Un des sous-projets du projet Quant’HACCP était intitulé “C. perfringens dans les plats préparés de restauration collective”. Plus précisément, les plats choisis étaient les préparations de bœuf en sauce élaborés dans la cuisine centrale d’un hôpital à Paris. Des

données de température ont été collectées par l’unité MAHYa du laboratoire de sécurité

sanitaire des aliments de l’ANSES dans de la viande et de la sauce depuis la cuisson jusqu’à la consommation par les patients.
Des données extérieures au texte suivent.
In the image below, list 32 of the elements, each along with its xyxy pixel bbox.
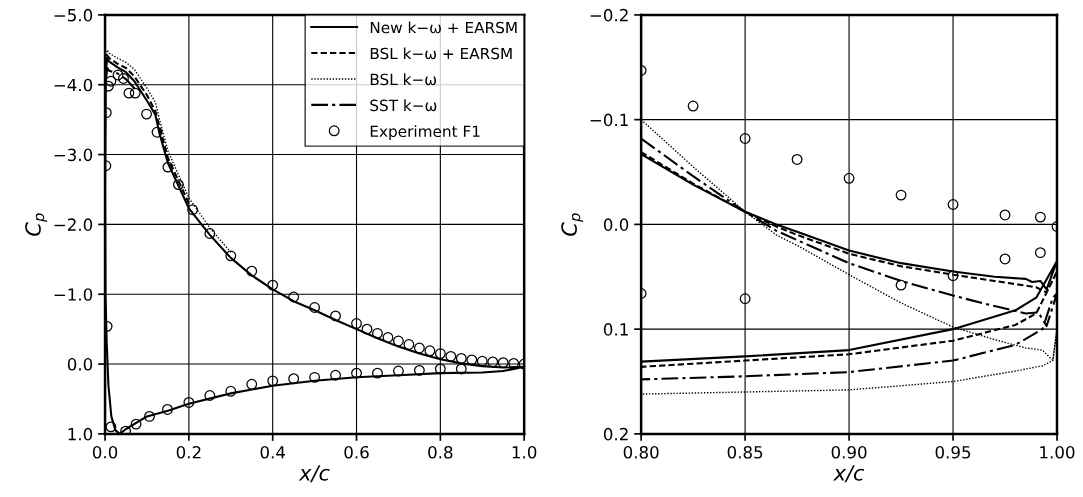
x-tick-label: 0.85 bbox=[727, 445, 763, 459]
legend-label: SST k−ω bbox=[370, 99, 437, 112]
x-tick-label: 1.00 bbox=[1040, 445, 1075, 459]
legend-label: BSL k−ω bbox=[370, 73, 436, 86]
y-tick-label: 0.2 bbox=[603, 427, 628, 441]
x-tick-label: 0.2 bbox=[176, 445, 201, 459]
x-tick-label: 1.0 bbox=[512, 445, 537, 459]
x-tick-label: 0.95 bbox=[935, 445, 971, 459]
legend-label: Experiment F1 bbox=[370, 125, 480, 141]
x-axis-title: x/c bbox=[298, 465, 330, 483]
y-tick-label: −4.0 bbox=[54, 78, 93, 92]
y-tick-label: 0.0 bbox=[67, 358, 93, 371]
x-tick-label: 0.90 bbox=[831, 445, 867, 459]
y-tick-label: −5.0 bbox=[54, 8, 93, 22]
x-tick-label: 0.80 bbox=[623, 445, 659, 459]
legend-label: BSL k−ω + EARSM bbox=[370, 47, 512, 60]
y-tick-label: −2.0 bbox=[54, 218, 93, 231]
y-tick-label: −3.0 bbox=[54, 148, 93, 162]
y-tick-label: −0.2 bbox=[590, 8, 628, 22]
y-tick-label: 0.1 bbox=[603, 323, 628, 336]
y-tick-label: −0.1 bbox=[590, 113, 628, 127]
y-axis-title: C$_{p}$ bbox=[25, 213, 48, 236]
x-tick-label: 0.4 bbox=[260, 445, 286, 459]
y-axis-title: C$_{p}$ bbox=[561, 213, 584, 236]
y-tick-label: −1.0 bbox=[54, 288, 93, 301]
x-tick-label: 0.0 bbox=[92, 445, 118, 459]
legend-label: New k−ω + EARSM bbox=[370, 21, 517, 34]
x-axis-title: x/c bbox=[833, 465, 865, 483]
y-tick-label: 1.0 bbox=[68, 427, 93, 441]
x-tick-label: 0.8 bbox=[428, 445, 453, 459]
y-tick-label: 0.0 bbox=[603, 218, 629, 231]
x-tick-label: 0.6 bbox=[344, 445, 369, 459]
Brièvement, le mode de préparation est le suivant : après une cuisson d’une heure environ à 100°C dans une grande sauteuse, la préparation est répartie dans des bacs en plastique qui sont ensuite operculés puis placés dans un chariot. Ce dernier est mis dans une cellule de refroidissement rapide. Cette cellule comporte des ventilateurs pour propager le froid de manière rapide. Une sonde mesurant la température est placée dans un des bacs. Lorsque cette température passe sous le seuil de 10°C, la sonde émet un signal sonore. Le seuil est fixé à 10°C car l’Arrêté du 21 décembre 2009 (2009) stipule à l’annexe IV que le refroidissement rapide des préparations culinaires doit être tel que la température à cœur ne doit pas demeurer plus de 2 h entre 63 °C et 10°C. A ce moment, un opérateur place une seconde sonde dans un autre endroit d’un autre bac pour effectuer une autre mesure de température. Si cette dernière est inférieure à 10°C, le chariot est retiré de la cellule de refroidissement, sinon, le chariot est maintenu en cellule et l’opérateur mesure à nouveau la température un peu plus tard. Une fois sorti, le chariot est placé dans une chambre froide. Peu avant la consommation, les bacs sont réchauffés.

a. MAHY signifie MAîtrise de l’HYgiène.

Le contrôle du procédé étant uniquement basé sur le suivi de la température, nous avons simplement tenu compte de ce dernier et nous n’avons pas étudié la contamination par C. perfringens. Pour une modélisation de la contamination microbiologique, voir les travaux de Jaloustre (2011), Jaloustre et al. (2011) et Jaloustre et al. (2012).